Management Summary
The goal of this study was to evaluate an intuitive, user-friendly tool to help farmers make reproduction management decisions by using herd- and cow-level parameters to forecast the chance of conception success for a particular insemination. Machine learning was used to predict the insemination outcomes of individual cows based on phenotypic data using the Modulos AutoML platform.
Machine learning techniques are ideally suited for investigating dairy cattle reproduction performance due to their capacity to handle complicated correlations in data for explanatory variables. ML is a well-established and widely used methodology in both agriculture and academia, but scientific research on its use in breeding is typically conducted without the use of a standard process model to increase the performance and efficiency of machine learning applications. In our master's thesis we developed an ML application for predicting the reproductive management of dairy cows following the principles of the CRISP-ML(Q).

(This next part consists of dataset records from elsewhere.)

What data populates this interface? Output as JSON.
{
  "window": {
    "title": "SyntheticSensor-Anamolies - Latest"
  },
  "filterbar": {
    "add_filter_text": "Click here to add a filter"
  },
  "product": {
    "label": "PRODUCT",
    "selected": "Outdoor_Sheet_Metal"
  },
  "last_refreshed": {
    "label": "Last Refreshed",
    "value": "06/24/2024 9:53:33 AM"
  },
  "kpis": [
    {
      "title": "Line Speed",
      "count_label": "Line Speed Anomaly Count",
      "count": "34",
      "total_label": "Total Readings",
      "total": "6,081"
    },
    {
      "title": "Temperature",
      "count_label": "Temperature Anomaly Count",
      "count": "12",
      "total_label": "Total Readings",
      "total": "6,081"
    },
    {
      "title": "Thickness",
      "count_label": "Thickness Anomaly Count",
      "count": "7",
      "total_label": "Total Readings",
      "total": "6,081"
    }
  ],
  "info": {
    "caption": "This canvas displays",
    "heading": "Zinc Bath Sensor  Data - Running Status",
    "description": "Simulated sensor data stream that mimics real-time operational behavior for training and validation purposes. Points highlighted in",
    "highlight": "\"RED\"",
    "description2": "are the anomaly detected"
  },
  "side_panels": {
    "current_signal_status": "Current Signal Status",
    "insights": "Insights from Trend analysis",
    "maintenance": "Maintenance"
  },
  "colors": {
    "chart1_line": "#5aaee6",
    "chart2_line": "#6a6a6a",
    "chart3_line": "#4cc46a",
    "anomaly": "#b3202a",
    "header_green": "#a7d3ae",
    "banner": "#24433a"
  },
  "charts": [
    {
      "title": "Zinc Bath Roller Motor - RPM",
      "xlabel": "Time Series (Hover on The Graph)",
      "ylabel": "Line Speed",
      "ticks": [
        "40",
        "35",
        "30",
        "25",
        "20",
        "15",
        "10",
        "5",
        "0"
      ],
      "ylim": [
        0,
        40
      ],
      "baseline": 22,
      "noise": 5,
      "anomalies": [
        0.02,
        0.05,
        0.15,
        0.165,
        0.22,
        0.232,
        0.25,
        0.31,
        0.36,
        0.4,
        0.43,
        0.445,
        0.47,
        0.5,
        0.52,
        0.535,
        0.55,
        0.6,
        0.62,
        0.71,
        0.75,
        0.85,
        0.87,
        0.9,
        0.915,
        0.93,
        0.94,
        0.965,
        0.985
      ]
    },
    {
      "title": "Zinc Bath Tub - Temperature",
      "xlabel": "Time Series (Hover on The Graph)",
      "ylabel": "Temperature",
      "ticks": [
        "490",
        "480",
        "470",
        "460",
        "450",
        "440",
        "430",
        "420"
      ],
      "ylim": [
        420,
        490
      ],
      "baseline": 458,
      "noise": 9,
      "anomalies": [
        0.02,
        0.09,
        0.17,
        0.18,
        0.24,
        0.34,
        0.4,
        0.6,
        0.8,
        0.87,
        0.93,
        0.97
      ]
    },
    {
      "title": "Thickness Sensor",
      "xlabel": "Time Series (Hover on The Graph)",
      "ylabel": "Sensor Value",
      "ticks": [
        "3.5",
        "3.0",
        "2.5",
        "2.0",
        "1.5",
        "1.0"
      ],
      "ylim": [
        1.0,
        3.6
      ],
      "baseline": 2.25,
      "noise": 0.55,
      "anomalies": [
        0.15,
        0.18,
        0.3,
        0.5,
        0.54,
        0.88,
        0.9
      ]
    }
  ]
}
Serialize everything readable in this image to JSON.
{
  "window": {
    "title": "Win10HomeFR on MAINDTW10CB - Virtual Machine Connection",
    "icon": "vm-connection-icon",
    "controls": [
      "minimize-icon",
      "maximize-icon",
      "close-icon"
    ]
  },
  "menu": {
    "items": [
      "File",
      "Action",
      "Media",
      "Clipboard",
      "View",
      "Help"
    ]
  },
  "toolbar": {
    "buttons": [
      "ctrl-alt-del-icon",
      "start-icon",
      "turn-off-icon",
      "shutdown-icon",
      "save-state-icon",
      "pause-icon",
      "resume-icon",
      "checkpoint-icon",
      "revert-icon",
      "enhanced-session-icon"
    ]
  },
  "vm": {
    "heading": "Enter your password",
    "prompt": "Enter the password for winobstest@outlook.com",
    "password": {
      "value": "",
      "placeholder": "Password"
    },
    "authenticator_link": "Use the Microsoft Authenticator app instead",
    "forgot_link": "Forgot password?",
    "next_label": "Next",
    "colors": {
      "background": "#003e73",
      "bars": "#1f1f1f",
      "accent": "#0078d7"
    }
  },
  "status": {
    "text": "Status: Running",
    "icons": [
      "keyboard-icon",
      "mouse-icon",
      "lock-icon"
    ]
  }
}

The study examined data from 2,500 Swiss farms during a five-year period from 2015 to 2020. Data on health, reproduction, production, and breeding values were taken from Qualitas AG's ArgusQ database (a subsidiary of swissherdbook) and evaluated using the Modulos AutoML platform. There were 210’000 breeding records from cows of various breeds in the prepared data set (including Holstein, Swiss Fleckvieh and Simmental). Each data point in the final data set included 65 explanatory variables and 1 binary label. The model provided a reasonable prediction of the likelihood of conception success. In the external validation (blind-test), based on 15% of the available data (38’046 records) the model predicted 19’982 successful and 18’064 unsuccessful inseminations, the number of false positives are 5’645, the number of false negatives are 4’667, while true positives are 14,337 and true negatives are 13’397. The F1 Score binary was 73.5%, the recall score was 75.4% and the accuracy was 72.8%. This also results in a positive ML effect of 6.57 CHF per successful insemination.

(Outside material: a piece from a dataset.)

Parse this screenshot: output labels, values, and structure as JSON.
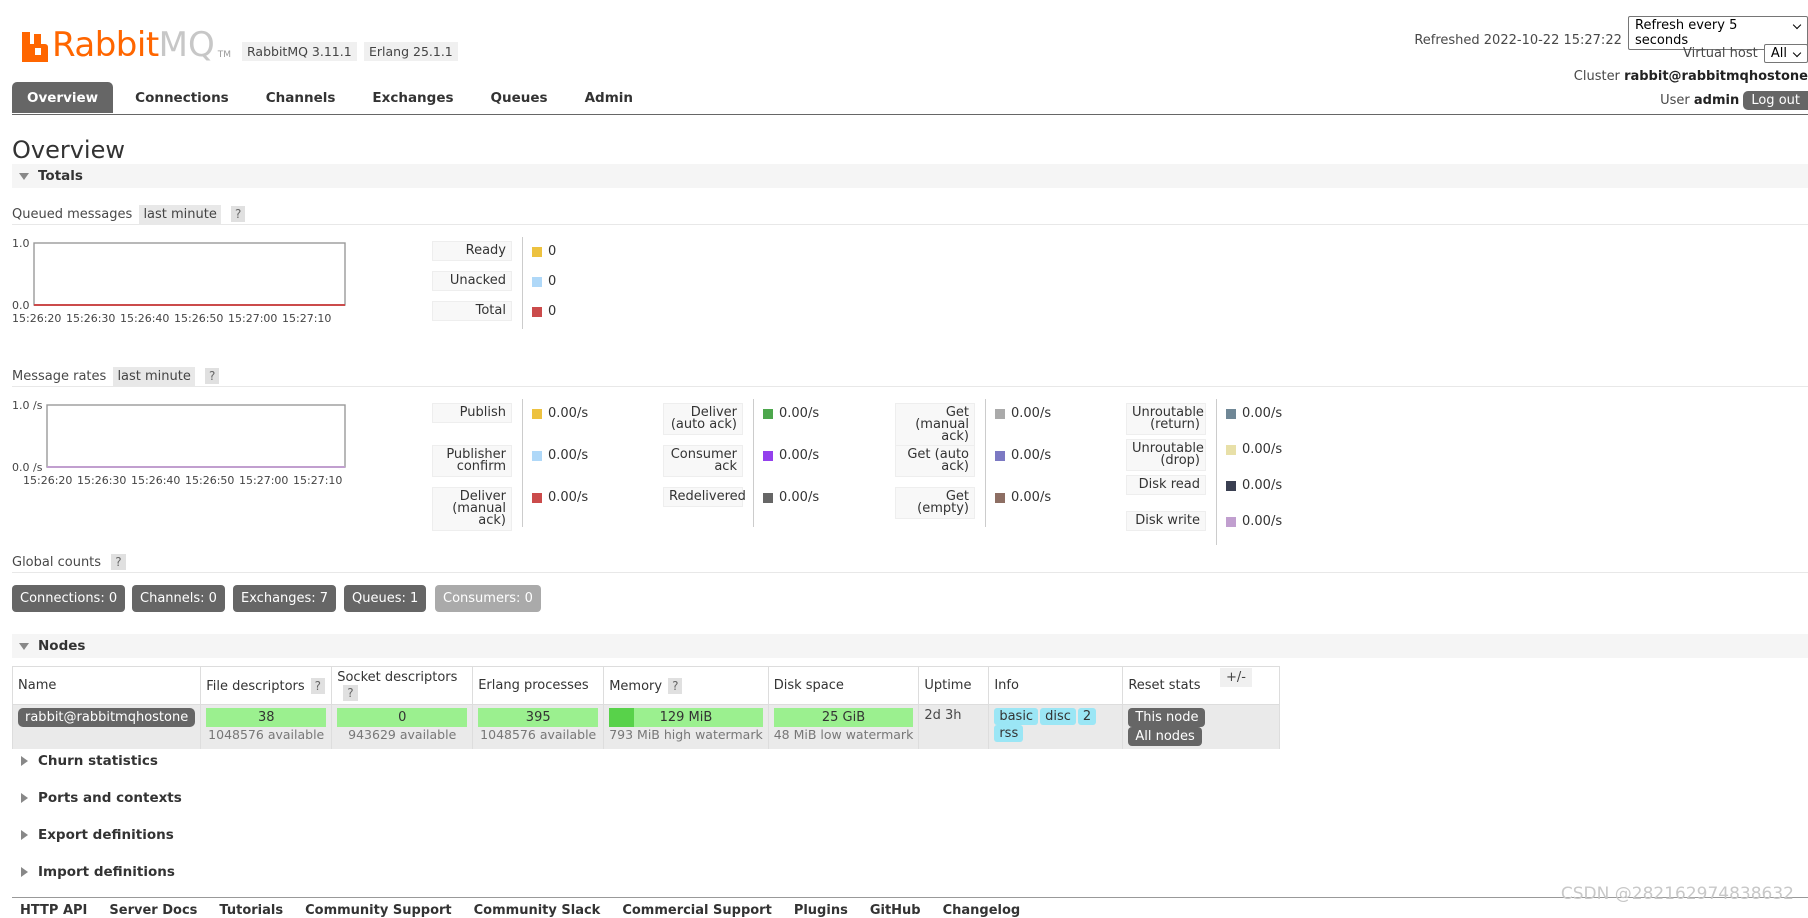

We can therefore summarize that the developed model has a positive economic and statistical performance. However, we consider the number and percentage of false negatives problematic. The consequence of false negative results could be the culling of still functional cows by the breeders, this poses an ethnic risk. Further research and optimization is necessary before swissherdbook could release such a product for its customers.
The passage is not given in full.